As the world celebrates the International Day for Universal Access to Information, journalists in South Sudan have said restriction to access to information by some government and private institutions is obstructing their work.
According to the 2012 access to information bill, every citizen shall have the right to freedom of information, including the right to access information and records held by public or private bodies.
This includes electronic records in the possession of any level of government in South Sudan or any organ or agency.
The South Sudan constitution also states that every citizen shall have the right to the freedom of expression, reception and dissemination of information, publication, and access to the press without prejudice.
But some journalists, who spoke to Eye Radio, say these provisions have been violated by some government and private institutions.
[Winnie Cirino- VOA]: “Access to information have been easy, sometime you go to look for a certain information and people intention refused to give you, we have also seen this in government institution where by you go to get a certain information and they are hesitant to give the information and they will tell you this information is not for the public and they are just trying to hold it.”
[Michael Christopher – Al-Watan newspaper]: “We are face with a lot of challenges as journalist in accessing information, for a journalist to get any information he or she will be told write a letter to the concern office, when you summit the letter to request for interview they will say they need sample question and this delay makes the news stale, news doesn’t need to be delayed. What really pains us is when you need information from a specific institution and you call a minister he will say he is busy while the urgency of the interview is paramount for instance accidents or political development in the country.”

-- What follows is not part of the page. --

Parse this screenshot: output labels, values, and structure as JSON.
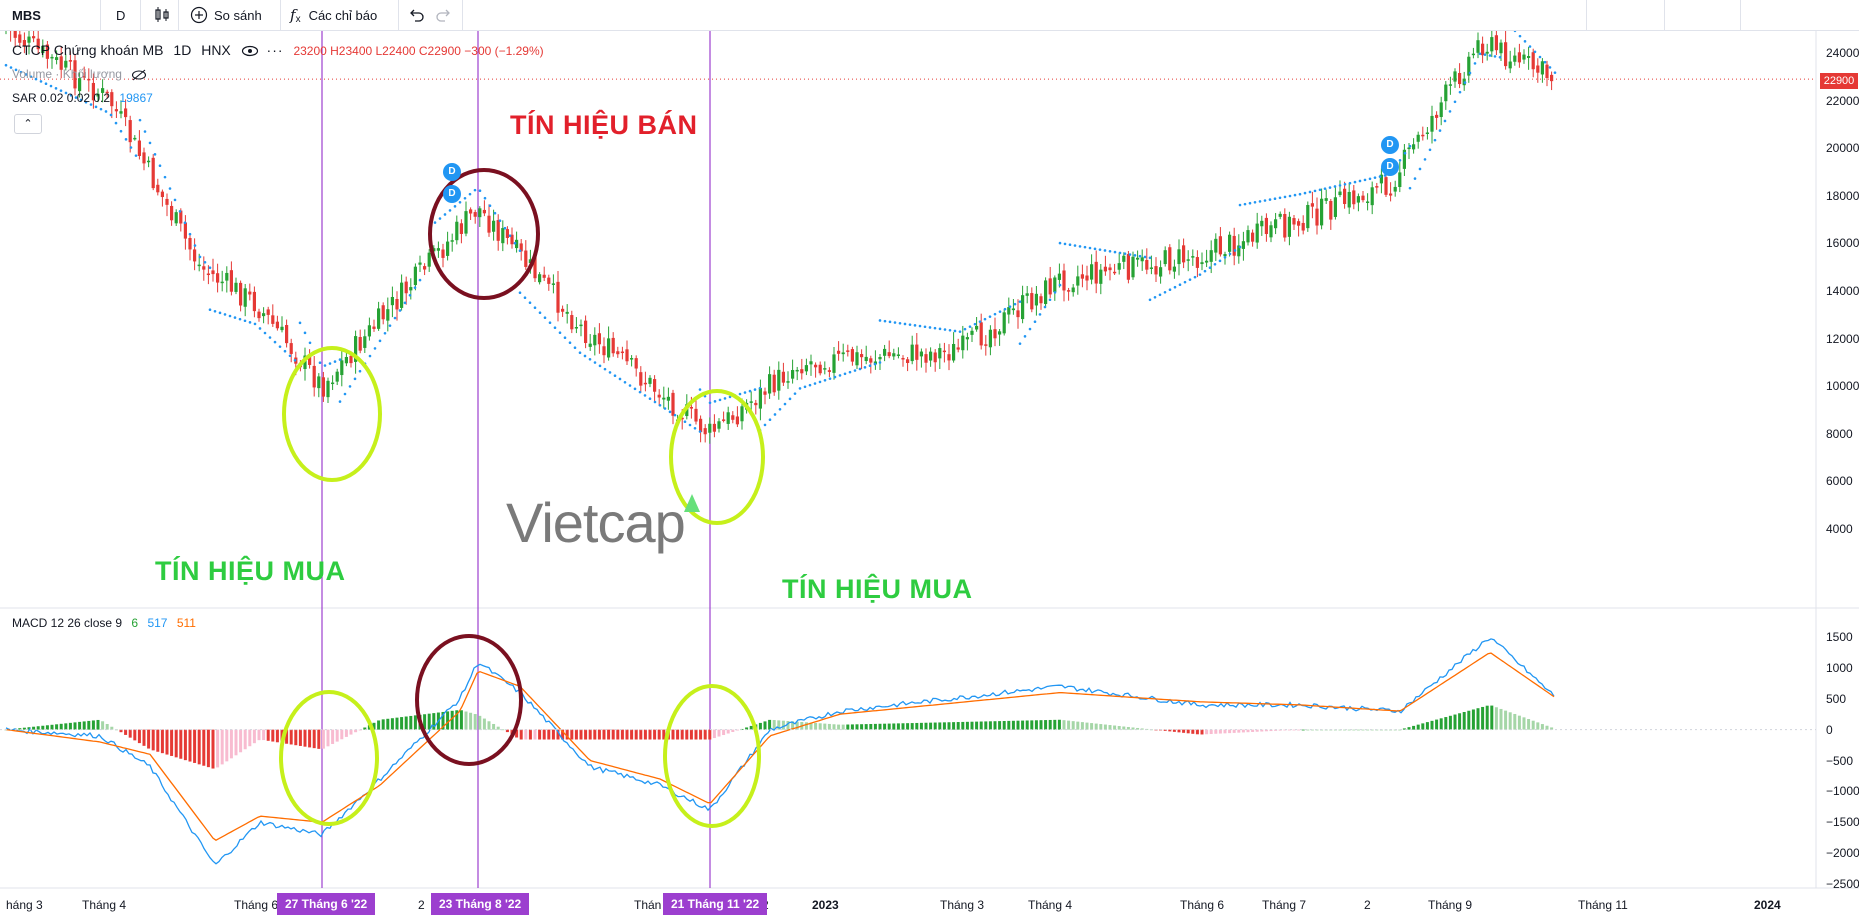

[Sheila Poni – Freelance journalist]: “The access to information in South Sudan is not easy, it is difficult, we don’t get the information easily, and the challenges we go through is that when you want to get information from a concern ministry is that sometime you don’t get it, sometime you make an interview to arrange for an exclusive interview and most of the sources have the tendency of dogging to give the information to journalist. For instance when you call someone he or she will tell you I am in a meeting and call me in two hours and after calling they will still tell you they are in a meeting, they keep on dogging till late and you end up missing the information you need.”
The journalists went on to call on the governments to raise more awareness about access to informal law in the public and private institutions as well as the community in general.
[Michael Christopher – Al-Watan newspaper]: “I am requesting our government on the day to mark the International Day for Universal Access to Information, they should allow access to information and there should be understanding between journalists and leaders. I am also requesting that every office should have a press secretary of public relation who is a journalist instead of employing those who know nothing about the media.”
[Winnie Cirino- VOA]: “So when journalists approach government officials they should be willing to share with journalists whatever information that is available that is needed by the public. They shouldn’t hold this information like their private information because at any point they will leave that office and someone else will replace them. They should be willing to share information with journalists.”
The International Day for Universal Access to Information is celebrated every year on 28 September.
This year’s team is ‘The Right to Know – Building Back Better with Access to Information.’